Les organisations du mouvement social évoquent aussi de multiples témoignages de femmes violentées au travail. Françoise Nassoy raconte comment la jeune Oxana a été exploitée et maltraitée pendant plus d’un an dans la famille où elle était nourrice. « On lui jetait des choses à la figure en permanence. Rémunérée 300 euros pour un temps plein sur six jours, logée et nourrie, elle dormait dans la chambre des enfants. Les parents ne la toléraient pas à la maison le jour où elle ne travaillait pas, elle devait se payer un hôtel… » D’après les associations, cette situation est rare chez les particuliers, mais répandue dans les entreprises, selon les syndicats. Laurence Laigo, secrétaire CFDT attachée aux discriminations faites aux femmes, rappelle que près de 50 % des femmes déclarent avoir connu le harcèlement sexuel au travail, et que 25 % des agressions sexuelles ont lieu dans l’entreprise, dont 5 % des viols [^3]. Ces cas de figure ont été ignorés dans le débat sur la proposition de loi de protection des femmes, qui eut lieu le 25 février à l’Assemblée nationale. La syndicaliste précise que la difficulté majeure reste la détection des cas de détresse, « les femmes qui portent plainte étant une minorité ».
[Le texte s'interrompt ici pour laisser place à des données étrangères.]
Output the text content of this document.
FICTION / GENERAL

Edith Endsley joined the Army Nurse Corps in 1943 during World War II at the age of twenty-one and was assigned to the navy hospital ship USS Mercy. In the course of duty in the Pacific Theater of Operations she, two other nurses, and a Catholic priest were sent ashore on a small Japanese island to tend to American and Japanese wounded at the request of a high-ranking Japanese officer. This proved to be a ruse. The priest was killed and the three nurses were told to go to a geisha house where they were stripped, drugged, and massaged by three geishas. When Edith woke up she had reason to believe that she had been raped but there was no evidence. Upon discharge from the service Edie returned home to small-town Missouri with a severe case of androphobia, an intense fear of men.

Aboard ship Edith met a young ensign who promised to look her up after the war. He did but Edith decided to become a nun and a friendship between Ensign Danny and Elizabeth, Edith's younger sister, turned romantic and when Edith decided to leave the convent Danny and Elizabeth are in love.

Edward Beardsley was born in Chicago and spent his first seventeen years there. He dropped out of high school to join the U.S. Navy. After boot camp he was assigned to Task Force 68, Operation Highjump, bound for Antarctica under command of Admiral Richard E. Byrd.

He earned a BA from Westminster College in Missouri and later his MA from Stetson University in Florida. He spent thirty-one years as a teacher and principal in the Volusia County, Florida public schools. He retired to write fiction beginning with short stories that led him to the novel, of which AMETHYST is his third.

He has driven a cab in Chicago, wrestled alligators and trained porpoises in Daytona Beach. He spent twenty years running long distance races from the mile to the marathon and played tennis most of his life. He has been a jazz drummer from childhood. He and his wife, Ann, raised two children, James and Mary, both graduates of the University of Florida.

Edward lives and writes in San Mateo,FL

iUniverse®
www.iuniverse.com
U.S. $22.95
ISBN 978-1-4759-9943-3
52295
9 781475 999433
En tant que précaires, les femmes sans papiers sont les premières victimes de violences physiques (voir encadré). Elles se heurtent à un déni de justice, comme l’a récemment illustré le cas de Najlae Lhimer [^4], et sont obligées de subir les violences ou de risquer l’expulsion. Ainsi, d’après l’enquête menée le 2 mars par la Cimade, 38 % des 75 commissariats interrogés ont indiqué qu’une femme sans papiers venant déposer une plainte pour violence serait ­interpellée, certains ajoutant même qu’elle ne pourrait pas porter plainte. Nadia Chabaane regrette que « l’autonomie du statut pour les femmes victimes n’ait pas été retenue par l’Assemblée nationale » , car seule la régularisation les protège vraiment.

Autre embûche, les demandes d’autorisation de travail sont examinées en préfecture si les salariées présentent les promesses d’embauche de leurs employeurs. En entreprise, quelques « patrons voyous » refusent de délivrer le précieux document, mais la plupart des employeurs particuliers veulent se mettre en conformité avec la loi. Pour ces derniers, Francine Blanche regrette que la campagne gouvernementale pour lutter contre l’emploi clandestin les terrorise, et reste inefficace pour ceux qui profitent le plus des travailleuses « à bas coûts » : « La police ne va pas visiter tous les immeubles… en particulier ceux du XVIe arrondissement. »
Reste l’arbitraire préfectoral. Les mêmes critères peuvent entraîner une autorisation provisoire de séjour ou une expulsion. Ils changent d’une préfecture à l’autre et, au sein d’une même préfecture, du jour au lendemain… Cette situation ingérable est entretenue par l’administration et dénoncée par les syndicats et les patrons eux-mêmes. Or, pour ces femmes, obtenir des papiers, c’est conquérir l’autonomie. Un facteur qui explique leur pugnacité dans cette lutte sociale : au-delà de leurs droits de travailleuses, l’accès à leurs droits fondamentaux en tant que femmes est en jeu.

[^2]: Coauteur de l’ouvrage collectif Quand le travail se précarise, quelles résistances collectives ?, La Dispute, 2009.

[^3]: Selon une étude de l’Insee de 2008, intitulé « Cadre de vie et sécurité ».

[^4]: Le 20 février, cette jeune Marocaine a été expulsée alors qu’elle se présentait au commissariat de Château-Renard pour porter plainte contre des violences familiales.